Dans l’avalanche de procédures d’infraction tombée mercredi 17 mai sur les États membres qui ne respectent pas le droit de l’UE, deux concernent l’Italie pour mauvaise gestion des déchets.
Ainsi, la Commission européenne a décidé de traduire l'Italie devant la Cour de justice pour manquement à l’obligation qu’avait cet État membre de réhabiliter ou fermer 44 décharges présentant un risque grave pour la santé humaine et l’environnement.
Il s’agit d’une infraction persistante à la directive 1999/31/CE concernant la mise en décharge des déchets, en vertu de laquelle les États membres étaient tenus de fermer ou de réhabiliter, avant le 16 juillet 2009, les décharges « existantes », à savoir celles autorisées ou exploitées avant le 16 juillet 2001. Après l’envoi d’un avis motivé, puis d’un avis motivé complémentaire, en juin 2015, lui enjoignant de mettre 50 sites en conformité avec les exigences de sécurité de la directive, l’Italie a, certes, fait quelques progrès en mai 2017, mais ceux-ci sont jugés insuffisants par la Commission qui s’impatiente. D’où sa décision de former un recours contre cet État membre pour l'inciter à accélérer la mise en conformité des 44 décharges incriminées.
Dans la deuxième affaire, l’Italie est destinataire d’un avis motivé complémentaire pour infraction persistante à la directive relative au traitement des eaux urbaines résiduaires (91/271/CEE).
En dépit de plusieurs rappels à l’ordre, 758 agglomérations dans 18 régions ou provinces autonomes (Abruzzes, Basilicate, Calabre, Campanie, Frioul-Vénétie Julienne, Latium, Ligurie, Lombardie, Marches, Piémont, Pouilles, Sardaigne, Sicile, Toscane, Trentin, Ombrie, Val d'Aoste et Vénétie) ne sont toujours pas équipées d’installations de collecte et de traitements adéquats des eaux usées. Or, la directive 91/271/CEE impose cette obligation dans toutes les agglomérations de plus de 20 000 habitants.
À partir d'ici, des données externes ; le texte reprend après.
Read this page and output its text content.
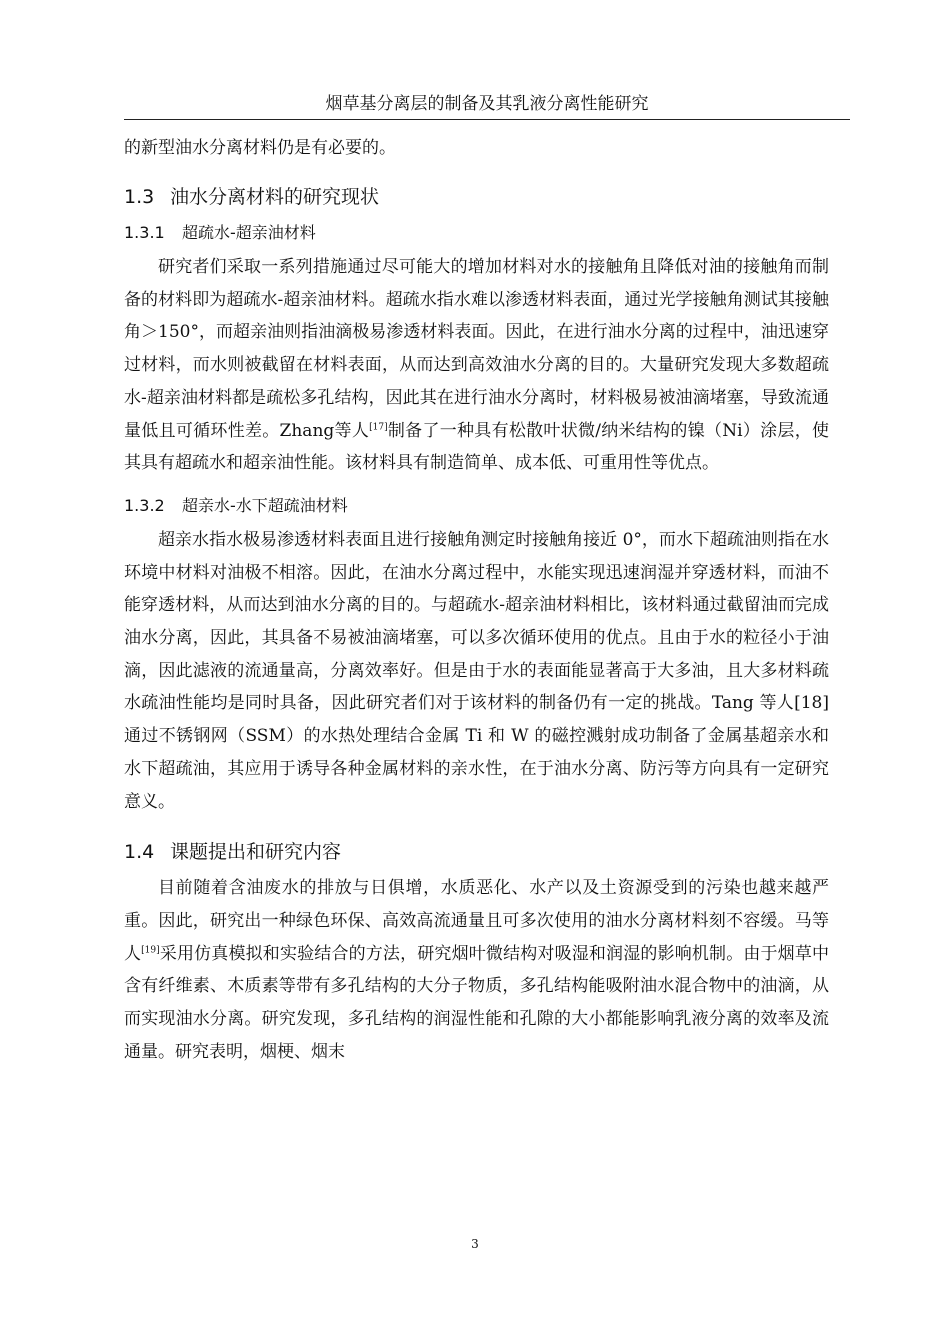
烟草基分离层的制备及其乳液分离性能研究

的新型油水分离材料仍是有必要的。

1.3 油水分离材料的研究现状
1.3.1 超疏水-超亲油材料

研究者们采取一系列措施通过尽可能大的增加材料对水的接触角且降低对油的接触角而制备的材料即为超疏水-超亲油材料。超疏水指水难以渗透材料表面，通过光学接触角测试其接触角＞150°，而超亲油则指油滴极易渗透材料表面。因此，在进行油水分离的过程中，油迅速穿过材料，而水则被截留在材料表面，从而达到高效油水分离的目的。大量研究发现大多数超疏水-超亲油材料都是疏松多孔结构，因此其在进行油水分离时，材料极易被油滴堵塞，导致流通量低且可循环性差。Zhang等人[17]制备了一种具有松散叶状微/纳米结构的镍（Ni）涂层，使其具有超疏水和超亲油性能。该材料具有制造简单、成本低、可重用性等优点。

1.3.2 超亲水-水下超疏油材料

超亲水指水极易渗透材料表面且进行接触角测定时接触角接近 0°，而水下超疏油则指在水环境中材料对油极不相溶。因此，在油水分离过程中，水能实现迅速润湿并穿透材料，而油不能穿透材料，从而达到油水分离的目的。与超疏水-超亲油材料相比，该材料通过截留油而完成油水分离，因此，其具备不易被油滴堵塞，可以多次循环使用的优点。且由于水的粒径小于油滴，因此滤液的流通量高，分离效率好。但是由于水的表面能显著高于大多油，且大多材料疏水疏油性能均是同时具备，因此研究者们对于该材料的制备仍有一定的挑战。Tang 等人[18]通过不锈钢网（SSM）的水热处理结合金属 Ti 和 W 的磁控溅射成功制备了金属基超亲水和水下超疏油，其应用于诱导各种金属材料的亲水性，在于油水分离、防污等方向具有一定研究意义。

1.4 课题提出和研究内容

目前随着含油废水的排放与日俱增，水质恶化、水产以及土资源受到的污染也越来越严重。因此，研究出一种绿色环保、高效高流通量且可多次使用的油水分离材料刻不容缓。马等人[19]采用仿真模拟和实验结合的方法，研究烟叶微结构对吸湿和润湿的影响机制。由于烟草中含有纤维素、木质素等带有多孔结构的大分子物质，多孔结构能吸附油水混合物中的油滴，从而实现油水分离。研究发现，多孔结构的润湿性能和孔隙的大小都能影响乳液分离的效率及流通量。研究表明，烟梗、烟末

3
En outre, la Commission a relevé que l’obligation de réduire la quantité de phosphore et d’azote entrant dans les stations d’épuration n’est pas respectée dans 32 zones sensibles. Cette situation présente des risques graves pour la santé et l’environnement, d’autant qu’elle dure depuis plus de dix ans, souligne la Commission. Par cet avis motivé complémentaire, elle enjoint à l’Italie de lui fournir, dans les deux mois, des informations à jour sur les progrès réalisés dans toutes les agglomérations et zones sensibles dont l'Italie a elle-même reconnu la non-conformité. L’Italie est également priée de fournir des informations sur tous les cas qu’elle a déclarés conformes, mais dont la Commission a la preuve du contraire.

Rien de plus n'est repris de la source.